From my balcony I can see trees, unkempt hedges, a lit candle dripping onto a table and a bottle of wine. I can hear foreign words dance on the wind, the receding heat of the day still lingering. This is the surface. The hairs and follicles, bumps and moles that occupy the outer skin of the world. Easily touched. Malleable and evident. The stimuli our senses detect and interpret.
But what we really care about as writers is what is going on underneath. Pierce the skin and you get the fleshy abstract, the image of a tree, mental rather than physical, an idea tied up in emotion and meaning. Not as it is, but as it is in relation to us. This can be what it provides such as fire, shelter and oxygen. Or what it may mean, perhaps purity, growth or a naturalness unachievable by construction or machine. I’ll bet your ideal image of a tree isn’t evil. Probably it is bathed in sunlight and a couple are stood underneath, kissing.

And from one abstract we move to another and to another. In our heads physical objects become conceptually linked. Bees, berries and orange peel make honey, jam and marmalade. They are tied together in consciousness under the title condiments. In the physical world these things are disparate, expect of course for their physicality, but in our minds they find commonality. They find category and meaning. This is unfashionably anthropocentric but it is how we write, always in reference to ourselves. We can’t help but, the self being ever inescapable.

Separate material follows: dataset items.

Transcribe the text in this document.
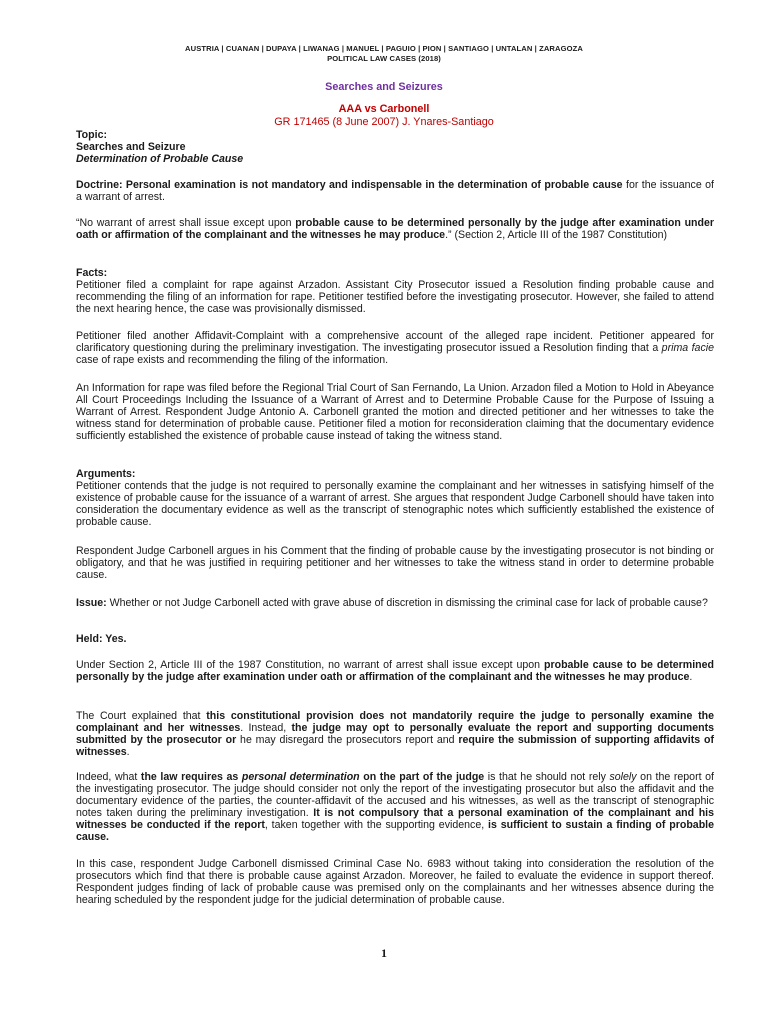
AUSTRIA | CUANAN | DUPAYA | LIWANAG | MANUEL | PAGUIO | PION | SANTIAGO | UNTALAN | ZARAGOZA
POLITICAL LAW CASES (2018)
Searches and Seizures
AAA vs Carbonell
GR 171465 (8 June 2007) J. Ynares-Santiago
Topic:
Searches and Seizure
Determination of Probable Cause

Doctrine: Personal examination is not mandatory and indispensable in the determination of probable cause for the issuance of a warrant of arrest.

“No warrant of arrest shall issue except upon probable cause to be determined personally by the judge after examination under oath or affirmation of the complainant and the witnesses he may produce.” (Section 2, Article III of the 1987 Constitution)

Facts:

Petitioner filed a complaint for rape against Arzadon. Assistant City Prosecutor issued a Resolution finding probable cause and recommending the filing of an information for rape. Petitioner testified before the investigating prosecutor. However, she failed to attend the next hearing hence, the case was provisionally dismissed.

Petitioner filed another Affidavit-Complaint with a comprehensive account of the alleged rape incident. Petitioner appeared for clarificatory questioning during the preliminary investigation. The investigating prosecutor issued a Resolution finding that a prima facie case of rape exists and recommending the filing of the information.

An Information for rape was filed before the Regional Trial Court of San Fernando, La Union. Arzadon filed a Motion to Hold in Abeyance All Court Proceedings Including the Issuance of a Warrant of Arrest and to Determine Probable Cause for the Purpose of Issuing a Warrant of Arrest. Respondent Judge Antonio A. Carbonell granted the motion and directed petitioner and her witnesses to take the witness stand for determination of probable cause. Petitioner filed a motion for reconsideration claiming that the documentary evidence sufficiently established the existence of probable cause instead of taking the witness stand.

Arguments:

Petitioner contends that the judge is not required to personally examine the complainant and her witnesses in satisfying himself of the existence of probable cause for the issuance of a warrant of arrest. She argues that respondent Judge Carbonell should have taken into consideration the documentary evidence as well as the transcript of stenographic notes which sufficiently established the existence of probable cause.

Respondent Judge Carbonell argues in his Comment that the finding of probable cause by the investigating prosecutor is not binding or obligatory, and that he was justified in requiring petitioner and her witnesses to take the witness stand in order to determine probable cause.

Issue: Whether or not Judge Carbonell acted with grave abuse of discretion in dismissing the criminal case for lack of probable cause?

Held: Yes.

Under Section 2, Article III of the 1987 Constitution, no warrant of arrest shall issue except upon probable cause to be determined personally by the judge after examination under oath or affirmation of the complainant and the witnesses he may produce.

The Court explained that this constitutional provision does not mandatorily require the judge to personally examine the complainant and her witnesses. Instead, the judge may opt to personally evaluate the report and supporting documents submitted by the prosecutor or he may disregard the prosecutors report and require the submission of supporting affidavits of witnesses.

Indeed, what the law requires as personal determination on the part of the judge is that he should not rely solely on the report of the investigating prosecutor. The judge should consider not only the report of the investigating prosecutor but also the affidavit and the documentary evidence of the parties, the counter-affidavit of the accused and his witnesses, as well as the transcript of stenographic notes taken during the preliminary investigation. It is not compulsory that a personal examination of the complainant and his witnesses be conducted if the report, taken together with the supporting evidence, is sufficient to sustain a finding of probable cause.

In this case, respondent Judge Carbonell dismissed Criminal Case No. 6983 without taking into consideration the resolution of the prosecutors which find that there is probable cause against Arzadon. Moreover, he failed to evaluate the evidence in support thereof. Respondent judges finding of lack of probable cause was premised only on the complainants and her witnesses absence during the hearing scheduled by the respondent judge for the judicial determination of probable cause.

1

And here is where most of us skate, on this web of abstracts, non physical but oh so very real, linking everything we can touch, taste, hear, smell and see in innumerable different ways. These links spread sideways for mile upon mile, twisting country roads and roaring intellectual highways, paths for our minds to race between concepts.
Yet at this level we are still just below the surface, still clawing through flesh, not a bone in sight. We search for deeper webs, the downward spread of concepts, those that are simpler, that explain more of the world, that link with more elegance. An attempt to find the answer. It is just the same as the movement between individual, family, society and species. Categories that become ever more fundamental, more essential, yet all the more complex, expansive and incomprehensible.
Scientists get less stuck. Their world is smaller and their tools sharper. They have reason and logic, adept at penetrating a world of ones and zeros, lined up waiting to be measured. For us, things are stickier and fluffier. Creativity and interpretation have nothing on reason and logic, but they are all we’ve got. Our romantic dispositions refusing to let us define down the world. Forcing it to stay complex, innumerable and exceedingly difficult to work out. Often overwhelming and always frustrating.
Even as I write I can feel skin pressing down on the top of my head, compressing my chin into my neck. An article about digging deeper failing to dig deep enough, missing the larger point, not making the links. Failing to bring it all in under one big satisfying net. Herein lies the perennial frustration of the artist, the font from which the tortured painter chained to his garret springs. We try to explain too much. It is so often beyond us. There is always a nagging, gnawing sensation that what we’ve created contains a certain truth, but that it misses the truth. That it doesn’t penetrate, doesn’t dig deep enough. Doesn’t crack bone as we’d like it to. The bottom of the pool always out of reach, your lungs begging for oxygen and your ears ringing with the pressure.
But we go on drowning, knowing that the surface will never compare once you’ve glimpsed what is down below.